U.S. methanol production capacity more than doubled in 2015 and is expected to grow further in the coming years.

In the early to mid-2000s, high gas prices in North America meant that methanol production was unprofitable. Most plants in the United States and Canada had shut down by 2005, according to the Royal Society of Chemistry (RSC).

Since then, readily available feedstock from shale gas has revived the industry.
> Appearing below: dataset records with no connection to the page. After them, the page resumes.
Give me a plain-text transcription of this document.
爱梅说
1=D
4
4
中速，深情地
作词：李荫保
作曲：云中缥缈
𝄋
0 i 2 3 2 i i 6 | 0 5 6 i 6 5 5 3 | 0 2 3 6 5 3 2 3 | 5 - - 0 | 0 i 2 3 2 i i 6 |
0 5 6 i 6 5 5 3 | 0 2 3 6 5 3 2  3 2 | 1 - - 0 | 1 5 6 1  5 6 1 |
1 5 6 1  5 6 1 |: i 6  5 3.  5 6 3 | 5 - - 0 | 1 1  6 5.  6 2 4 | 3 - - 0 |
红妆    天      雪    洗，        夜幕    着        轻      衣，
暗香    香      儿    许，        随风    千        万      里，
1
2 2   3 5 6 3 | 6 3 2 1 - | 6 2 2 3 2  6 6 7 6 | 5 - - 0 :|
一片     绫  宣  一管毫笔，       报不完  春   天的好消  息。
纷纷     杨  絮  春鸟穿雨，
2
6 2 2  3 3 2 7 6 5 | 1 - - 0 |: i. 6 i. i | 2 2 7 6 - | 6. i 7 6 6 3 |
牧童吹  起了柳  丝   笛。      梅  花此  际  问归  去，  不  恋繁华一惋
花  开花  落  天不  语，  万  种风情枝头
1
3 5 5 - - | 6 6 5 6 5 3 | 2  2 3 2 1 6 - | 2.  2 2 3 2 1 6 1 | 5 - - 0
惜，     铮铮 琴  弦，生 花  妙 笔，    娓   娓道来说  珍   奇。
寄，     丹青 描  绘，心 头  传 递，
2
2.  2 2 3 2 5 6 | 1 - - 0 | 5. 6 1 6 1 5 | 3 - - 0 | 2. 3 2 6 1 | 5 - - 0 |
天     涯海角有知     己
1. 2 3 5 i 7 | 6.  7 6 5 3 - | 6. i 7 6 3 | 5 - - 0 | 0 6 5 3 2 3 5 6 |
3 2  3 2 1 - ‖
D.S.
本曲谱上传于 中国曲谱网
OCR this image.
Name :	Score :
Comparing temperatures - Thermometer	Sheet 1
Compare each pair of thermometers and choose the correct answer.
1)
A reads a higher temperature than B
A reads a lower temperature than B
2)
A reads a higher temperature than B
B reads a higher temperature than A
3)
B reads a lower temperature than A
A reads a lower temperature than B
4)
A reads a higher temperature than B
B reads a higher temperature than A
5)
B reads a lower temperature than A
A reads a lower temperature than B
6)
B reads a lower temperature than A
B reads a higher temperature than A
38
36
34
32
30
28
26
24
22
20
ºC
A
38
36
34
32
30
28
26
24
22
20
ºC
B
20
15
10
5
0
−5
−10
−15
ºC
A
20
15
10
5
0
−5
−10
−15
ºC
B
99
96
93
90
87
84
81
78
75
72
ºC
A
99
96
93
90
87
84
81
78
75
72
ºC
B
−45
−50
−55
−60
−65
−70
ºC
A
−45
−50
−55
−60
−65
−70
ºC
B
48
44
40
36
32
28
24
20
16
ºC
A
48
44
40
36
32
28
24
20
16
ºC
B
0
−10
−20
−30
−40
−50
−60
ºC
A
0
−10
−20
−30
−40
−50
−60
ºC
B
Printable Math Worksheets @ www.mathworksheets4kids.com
New methanol plants have started operating and many more are planned.

Dave McCaskill, vice president of methanol and derivative services for Texas-based Argus JJ&A, told the RSC’s Chemistry World that the current methanol plant construction boom in the United States is “very much driven on the expectation that U.S. methanol production would be very economical compared to methanol production around the world.”

The U.S. is predicted to become a net exporter of methanol as soon as 2016.

In the past the U.S. market has relied heavily on imported methanol, with as much as 90 percent of its supply coming from other countries. But that is changing, said George West, a director at Chemical Intelligence in Texas. “The U.S. is going to take in a lot less methanol and start exporting quite a bit sometime next year,” West told Chemistry World.

But while supply expands, demand has stalled and prices are falling. Is there a market for all this methanol?

Platts reported this week that global methanol demand is soft and U.S. demand growth last year was below expectations.

Meanwhile, U.S. spot methanol pricing dropped more than 5 percent on Wednesday in a market that has seen consistent declines in recent months. Prices may move even lower over the next few weeks.

Global spot pricing is also down, hovering near lows of six years or more in recent weeks, the petrochemicals industry news provider said.